Our white privilege didn’t come easy and was taken away during one bad, very bad rainy week. I remember the mayo sandwiches, the second-hand shoes that the old man bought for me from the pawn shop in Oakland and the baseball mitt that Mom purchased for me from her tip jar money, hard earned from cutting hair. All of those things ensured that I would never feel underprivileged. Eventually, Dad returned and moved Ma and me to Yreka, California where he managed to get a job operating a crane. We lived in a one bedroom trailer house. After Mom got sick, Dad took her to Hayward, California for cancer treatment at Stanford, I finished the 8th grade on my own in Yreka. I wasn’t really alone though, the old man had every damn neighbor in the trailer park looking after me. After school let out, I hopped on a Greyhound bus to meet up with the rest of the family in Hayward. I had a layover at the bus station in San Francisco at 4 in the morning. Not a place I would recommend anyone being, ever. To this day, I cuss the family for not picking me up there. Talk about a country boy out of water… Good Lord. Mom died in 1969. Being the baby in the family and other significant life events resulted in an extremely close relationship between my mother and me. She was so sick in the end I remember praying for God to take her so she’d no longer be in so much pain… It was an awful year.
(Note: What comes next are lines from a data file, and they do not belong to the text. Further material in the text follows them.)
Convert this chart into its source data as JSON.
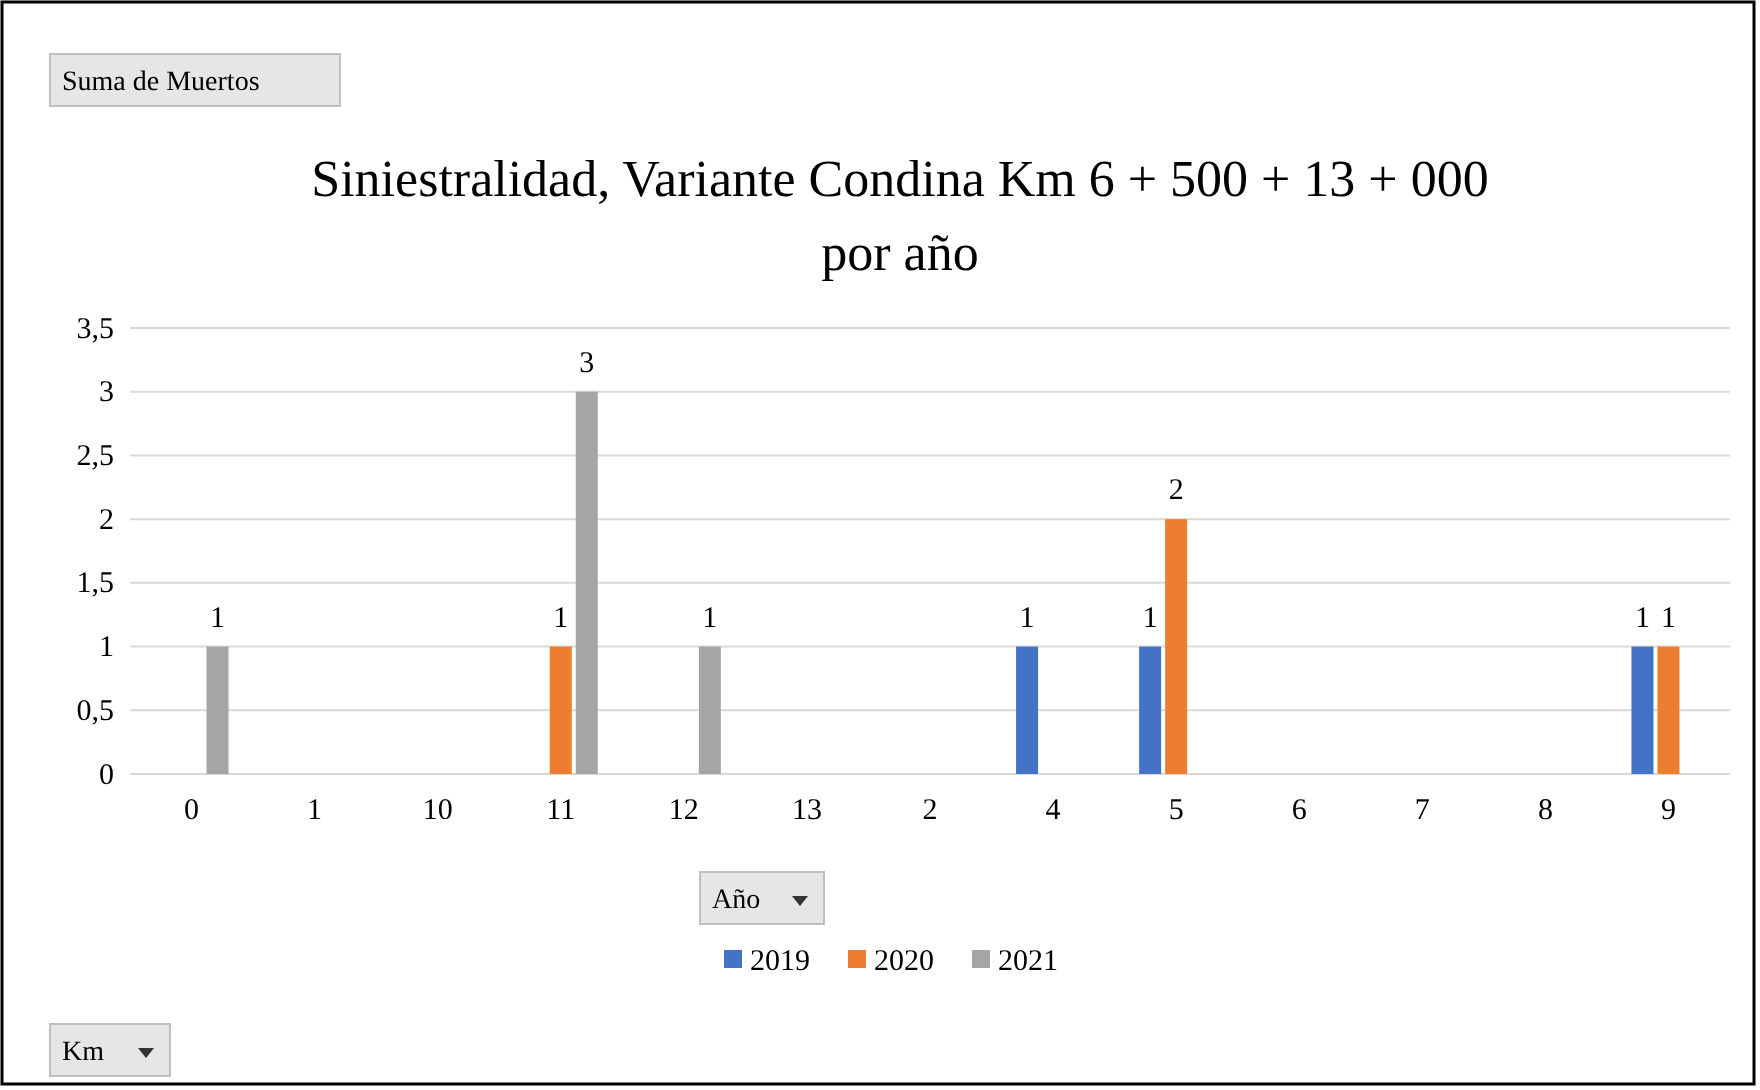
{
  "chart_data": {
    "type": "bar",
    "title": "Siniestralidad, Variante Condina Km 6 + 500 + 13 + 000",
    "subtitle": "por año",
    "categories": [
      "0",
      "1",
      "10",
      "11",
      "12",
      "13",
      "2",
      "4",
      "5",
      "6",
      "7",
      "8",
      "9"
    ],
    "series": [
      {
        "name": "2019",
        "color": "#4472c4",
        "values": [
          null,
          null,
          null,
          null,
          null,
          null,
          null,
          1,
          1,
          null,
          null,
          null,
          1
        ]
      },
      {
        "name": "2020",
        "color": "#ed7d31",
        "values": [
          null,
          null,
          null,
          1,
          null,
          null,
          null,
          null,
          2,
          null,
          null,
          null,
          1
        ]
      },
      {
        "name": "2021",
        "color": "#a5a5a5",
        "values": [
          1,
          null,
          null,
          3,
          1,
          null,
          null,
          null,
          null,
          null,
          null,
          null,
          null
        ]
      }
    ],
    "ylim": [
      0,
      3.5
    ],
    "yticks": [
      0,
      {
        "value": 0.5,
        "label": "0,5"
      },
      1,
      {
        "value": 1.5,
        "label": "1,5"
      },
      2,
      {
        "value": 2.5,
        "label": "2,5"
      },
      3,
      {
        "value": 3.5,
        "label": "3,5"
      }
    ],
    "grid": "y",
    "legend": "bottom",
    "data_labels": true,
    "annotations": [
      "Suma de Muertos",
      "Año",
      "Km"
    ]
  }
}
My guess is that everyone has their own life experiences that make swallowing this white privilege bullshit simply unacceptable. So if they are waiting for me to apologize for my whiteness they are going to be waiting a very long, long time. It simply ain’t gonna happen.
I am proud of my family and proud of myself. I’ve worked very hard all of my life and what I have, I have. I earned it and I’ll be keeping it. Thank you very much!
Have a good rest of your weekend friends. And if you’re white, black, brown or purple stay that way. Individualism is a beautiful thing!